The act “enabled the stock market to recover all of its 34 percent drop (as measured by the S&P 500 stocks) by June 9 [2020], even as the economy’s GDP [gross domestic product] was still plunging.”

What’s the solution?

To address the growing wealth inequality in the U.S., Hudson has proposed several systemic solutions aimed at restructuring the economy and empowering average Americans.

One key proposal is a debt jubilee or some other version of a national and international debt forgiveness or write-down. Hudson argues that the current debt-based system is unsustainable and that widespread debt cancellation is necessary to provide relief for working-class Americans.

“You want to … free the economies from the legacy of feudalism,” he said on the podcast. “Banks want to restore a kind of feudal economy where the richest people … live off interest, off landlord rent, and monopoly rent,” he said. Hudson refers to this as “rentier capitalism.”

Hudson recommends establishing public banking and the nationalization of key utilities. By bringing essential services under public control, Hudson contends that the government can ensure that they serve the needs of the people rather than the interests of private corporations.

Hudson also argues that policies such as anti-monopoly regulations and land value taxation can reduce the power of banks and keep prices down for essential goods and services.

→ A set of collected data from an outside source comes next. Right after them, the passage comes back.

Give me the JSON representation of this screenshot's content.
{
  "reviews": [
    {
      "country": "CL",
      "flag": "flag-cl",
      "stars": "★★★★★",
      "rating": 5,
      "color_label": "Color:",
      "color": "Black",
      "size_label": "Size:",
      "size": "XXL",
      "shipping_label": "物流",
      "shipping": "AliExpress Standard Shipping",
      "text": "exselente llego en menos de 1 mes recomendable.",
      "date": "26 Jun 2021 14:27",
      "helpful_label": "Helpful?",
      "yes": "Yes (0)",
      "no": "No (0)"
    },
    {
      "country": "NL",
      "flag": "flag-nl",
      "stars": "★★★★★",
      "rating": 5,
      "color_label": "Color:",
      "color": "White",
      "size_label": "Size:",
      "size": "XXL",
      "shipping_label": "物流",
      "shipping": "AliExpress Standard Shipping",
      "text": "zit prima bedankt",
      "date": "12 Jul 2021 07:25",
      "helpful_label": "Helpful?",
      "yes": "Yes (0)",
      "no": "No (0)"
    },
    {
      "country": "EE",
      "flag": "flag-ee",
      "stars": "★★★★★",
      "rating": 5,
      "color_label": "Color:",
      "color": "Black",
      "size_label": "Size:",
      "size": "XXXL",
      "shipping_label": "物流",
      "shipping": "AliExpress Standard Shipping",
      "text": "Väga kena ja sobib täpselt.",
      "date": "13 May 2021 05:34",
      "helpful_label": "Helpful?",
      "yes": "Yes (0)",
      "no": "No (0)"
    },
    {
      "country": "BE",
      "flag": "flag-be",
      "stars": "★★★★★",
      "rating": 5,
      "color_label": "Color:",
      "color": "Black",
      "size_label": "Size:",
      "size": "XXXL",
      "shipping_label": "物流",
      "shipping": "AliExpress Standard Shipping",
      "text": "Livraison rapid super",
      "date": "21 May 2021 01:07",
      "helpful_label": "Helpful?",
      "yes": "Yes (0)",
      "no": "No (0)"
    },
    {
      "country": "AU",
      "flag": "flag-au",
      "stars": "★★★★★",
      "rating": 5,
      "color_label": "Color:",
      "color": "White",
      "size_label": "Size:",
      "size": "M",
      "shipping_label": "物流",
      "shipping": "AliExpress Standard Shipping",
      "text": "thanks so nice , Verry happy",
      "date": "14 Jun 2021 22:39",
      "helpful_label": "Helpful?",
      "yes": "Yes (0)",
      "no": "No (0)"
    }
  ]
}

“The price of housing would be kept down, the price of monopoly goods would be kept down, the price of doing business would be kept down because this excess economic rent … would not be paid to the banks as its major source of income,” he said.

By transferring wealth from the financial sector to the public sector, these measures could create a more equitable economy that serves the needs of average Americans, he believes.

Hudson also advocates for progressive taxation and closing loopholes that allow the wealthy to avoid paying their fair share. “Some taxes are necessary because taxes prevent unearned wealth from being created,” he said.

Throughout his body of work, for example in the book, “J is for Junk Economics: A Guide to Reality in an Age of Deception,” Hudson challenges conventional economic theories, particularly neoclassical economics, for ignoring the role of rent, debt and power relations in shaping economic outcomes and for promoting policies that benefit the wealthy at the expense of the majority.

In his book, “Killing the Host: How Financial Parasites and Debt Bondage Destroy the Global Economy,” Hudson argues that the FIRE (finance, insurance and real estate) sector has become a parasite draining the life from the productive sectors of the economy, leading to government policies that favor creditors over debtors, and rentiers over producers.